Fabricating Ti3C2 MXene cocatalyst supported NiAl-LDH/g-C3N4 ternary nanocomposite for stimulating solar photocatalytic H2 production

Abstract

The development of effective nanotextures for photocatalytic H2 generation has been the focus of extensive study aimed to alleviate the associated energy and environmental problems. The intrinsic power of natural photosynthesis may be significantly replicated by constructing Z-scheme-based charge-transfer heterostructures. In this study, a two-dimensional Ti3C2 MXene supported NiAl-LDH/g-C3N4 heterojunction for increased photocatalytic H2 production under visible light has been examined in terms of design and fabrication. A modified hydrothermal technique was used to create a composite of NiAl-LDH/Ti3C2/g-C3N4 and the effect of variables including catalyst loading, sacrificial reagents, and irradiation time was investigated.
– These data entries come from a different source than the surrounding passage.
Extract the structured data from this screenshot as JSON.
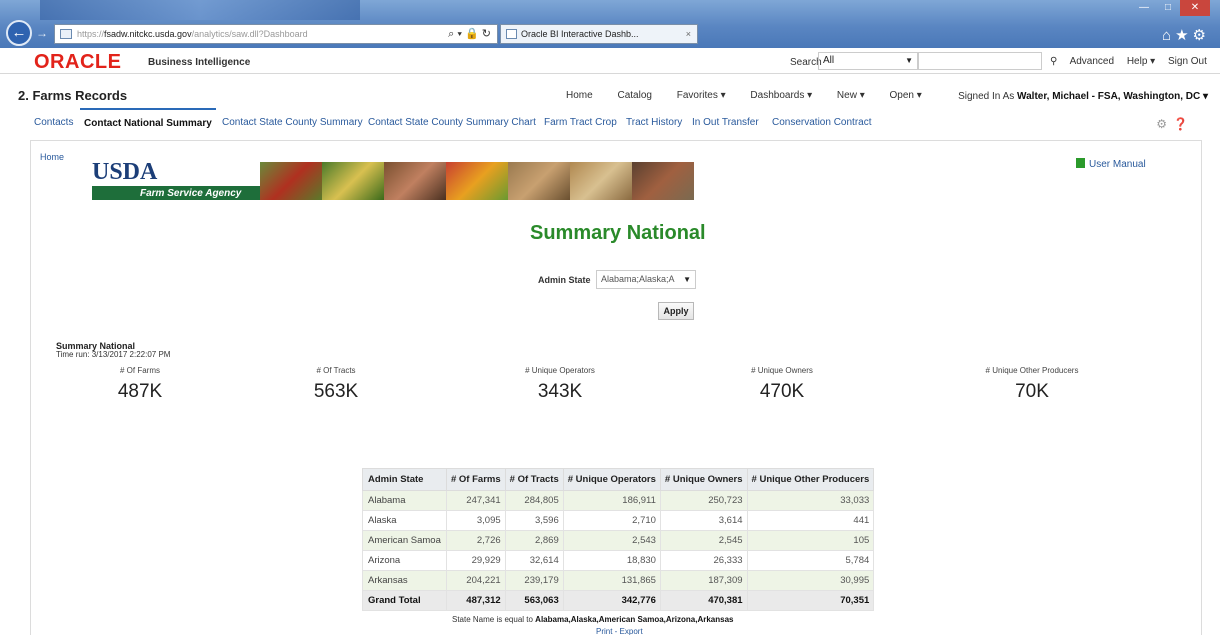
{
  "browser": {
    "url_prefix": "https://",
    "url_host": "fsadw.nitckc.usda.gov",
    "url_path": "/analytics/saw.dll?Dashboard",
    "tab_title": "Oracle BI Interactive Dashb...",
    "tab_close": "×",
    "addr_controls": "⌕ ▾ 🔒 ↻"
  },
  "header": {
    "logo": "ORACLE",
    "product": "Business Intelligence",
    "search_label": "Search",
    "search_scope": "All",
    "links": [
      "Advanced",
      "Help ▾",
      "Sign Out"
    ],
    "more": "•••"
  },
  "dashboard": {
    "title": "2. Farms Records",
    "links": [
      "Home",
      "Catalog",
      "Favorites ▾",
      "Dashboards ▾",
      "New ▾",
      "Open ▾"
    ],
    "signed_in_label": "Signed In As",
    "signed_in_user": "Walter, Michael - FSA, Washington, DC ▾"
  },
  "tabs": [
    "Contacts",
    "Contact National Summary",
    "Contact State County Summary",
    "Contact State County Summary Chart",
    "Farm Tract Crop",
    "Tract History",
    "In Out Transfer",
    "Conservation Contract"
  ],
  "page": {
    "home_link": "Home",
    "usda_logo": "USDA",
    "agency": "Farm Service Agency",
    "user_manual": "User Manual",
    "summary_title": "Summary National",
    "admin_state_label": "Admin State",
    "admin_state_value": "Alabama;Alaska;A",
    "apply": "Apply",
    "section_title": "Summary National",
    "time_run": "Time run: 3/13/2017 2:22:07 PM"
  },
  "kpis": [
    {
      "label": "# Of Farms",
      "value": "487K"
    },
    {
      "label": "# Of Tracts",
      "value": "563K"
    },
    {
      "label": "# Unique Operators",
      "value": "343K"
    },
    {
      "label": "# Unique Owners",
      "value": "470K"
    },
    {
      "label": "# Unique Other Producers",
      "value": "70K"
    }
  ],
  "table": {
    "headers": [
      "Admin State",
      "# Of Farms",
      "# Of Tracts",
      "# Unique Operators",
      "# Unique Owners",
      "# Unique Other Producers"
    ],
    "rows": [
      [
        "Alabama",
        "247,341",
        "284,805",
        "186,911",
        "250,723",
        "33,033"
      ],
      [
        "Alaska",
        "3,095",
        "3,596",
        "2,710",
        "3,614",
        "441"
      ],
      [
        "American Samoa",
        "2,726",
        "2,869",
        "2,543",
        "2,545",
        "105"
      ],
      [
        "Arizona",
        "29,929",
        "32,614",
        "18,830",
        "26,333",
        "5,784"
      ],
      [
        "Arkansas",
        "204,221",
        "239,179",
        "131,865",
        "187,309",
        "30,995"
      ]
    ],
    "total": [
      "Grand Total",
      "487,312",
      "563,063",
      "342,776",
      "470,381",
      "70,351"
    ]
  },
  "footer": {
    "filter_prefix": "State Name is equal to",
    "filter_values": "Alabama,Alaska,American Samoa,Arizona,Arkansas",
    "links": "Print - Export"
  }
}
The photocatalytic activity of NiAl-LDH/Ti3C2/g-C3N4 composite for H2 evolution reached to 720 µmol/g, which is 2, 1.4, and 1.2 times greater than g-C3N4, NiAl-LDH/g-C3N4, and Ti3C2/g-C3N4 samples, respectively. This obvious augmented activity was due to the formation of Z-scheme heterojunctions which contributed to maximize oxidation/reduction reaction and facilitating separation and migration of photoinduced electron-hole pairs in the presence of Ti3C2 MXene. Furthermore, using Triethanolamine with 100 mg catalyst loading, highest H2 yield was attained due to more attachment of reactants over the catalyst surface with minimum light diffusions effects. The stable layered structure, switchable property of layered composites and high interface contact area of the composite was discovered to play crucial roles in boosting the photocatalytic efficiency for H2 production.